Brian Feroldi: Depends on the timeframe. Over the short term, I don't know. Over the long term, I feel great. To me, when inflation came up, it depends on really the magnitude and the duration of it. If it was double-digit inflation for years and years and years, that would probably not be great for [laughs] many of the stocks that I own. If it was modest inflation over a couple of years, I think that many of them would have short-term hits and short-term underperformance, but long term, I think that they will do fine.
Brian Withers: Yeah. My portfolio is geared toward a couple of different things. E-commerce, which people are just starting to adopt and realize there's an inherent value there. Certainly, I think last-mile delivery and gas and the fulfillment infrastructure and stuff is going to go up. But I think that convenience factor for e-commerce outweighs and may have shoppers willing to pay more for that convenience.
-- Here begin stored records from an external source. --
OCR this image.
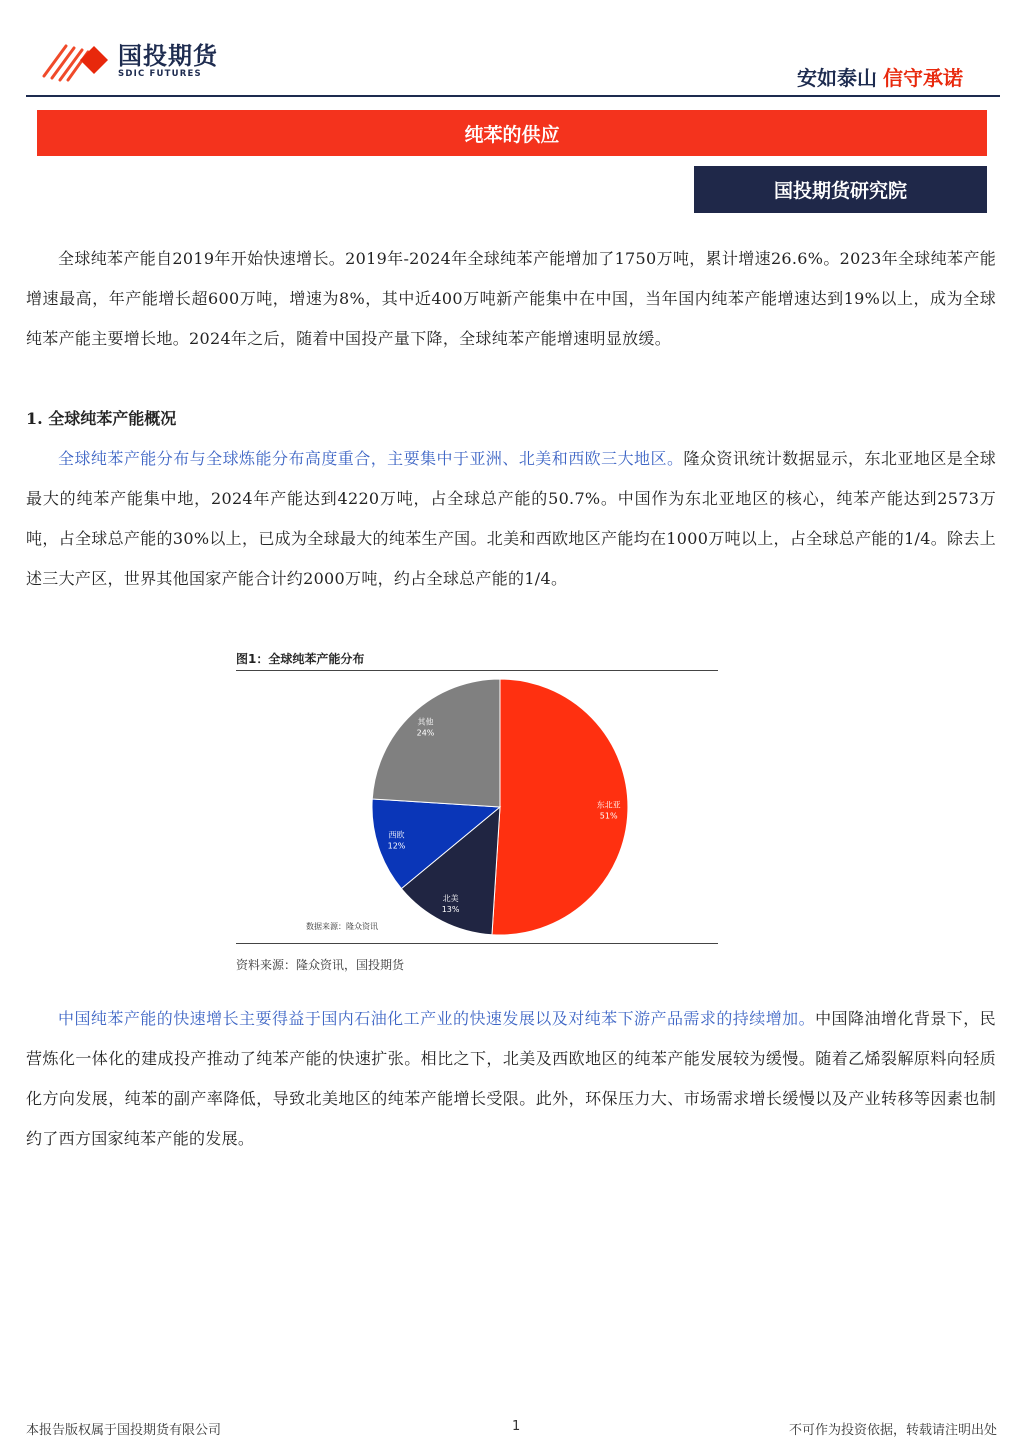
国投期货
SDIC FUTURES	安如泰山 信守承诺
纯苯的供应
国投期货研究院

全球纯苯产能自2019年开始快速增长。2019年-2024年全球纯苯产能增加了1750万吨，累计增速26.6%。2023年全球纯苯产能增速最高，年产能增长超600万吨，增速为8%，其中近400万吨新产能集中在中国，当年国内纯苯产能增速达到19%以上，成为全球纯苯产能主要增长地。2024年之后，随着中国投产量下降，全球纯苯产能增速明显放缓。

1. 全球纯苯产能概况

全球纯苯产能分布与全球炼能分布高度重合，主要集中于亚洲、北美和西欧三大地区。隆众资讯统计数据显示，东北亚地区是全球最大的纯苯产能集中地，2024年产能达到4220万吨，占全球总产能的50.7%。中国作为东北亚地区的核心，纯苯产能达到2573万吨，占全球总产能的30%以上，已成为全球最大的纯苯生产国。北美和西欧地区产能均在1000万吨以上，占全球总产能的1/4。除去上述三大产区，世界其他国家产能合计约2000万吨，约占全球总产能的1/4。

图1：全球纯苯产能分布
东北亚
51%
北美
13%
西欧
12%
其他
24%
数据来源：隆众资讯
资料来源：隆众资讯，国投期货

中国纯苯产能的快速增长主要得益于国内石油化工产业的快速发展以及对纯苯下游产品需求的持续增加。中国降油增化背景下，民营炼化一体化的建成投产推动了纯苯产能的快速扩张。相比之下，北美及西欧地区的纯苯产能发展较为缓慢。随着乙烯裂解原料向轻质化方向发展，纯苯的副产率降低，导致北美地区的纯苯产能增长受限。此外，环保压力大、市场需求增长缓慢以及产业转移等因素也制约了西方国家纯苯产能的发展。

本报告版权属于国投期货有限公司	1	不可作为投资依据，转载请注明出处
The other piece [of my portfolio] is software as a service, typically business-to-business companies, and that's one of the companies I'm talking about today, it's the same deal. These are going to provide inherent value efficiencies. It's going to enable businesses to fight costs versus cost them more money. As well, software companies don't have to deal with supply chain, last-mile delivery, those things. Computing costs have been incredibly -- You look at what $1,000 bought you 10 years ago versus what it buys you today for technology that you can hold in your hand. It's pretty amazing the difference there.
Frankel: I would actually call technology in a way, one of the most deflationary industries in the market. Look at where you could buy a TV for at Best Buy this year and what it costs last year for the same type of technology.
Withers: That's amazing.
Feroldi: Larry Page said the internet is the most deflationary invention in the history of mankind. Makes sense.
Frankel: Business-wise, it's deflationary.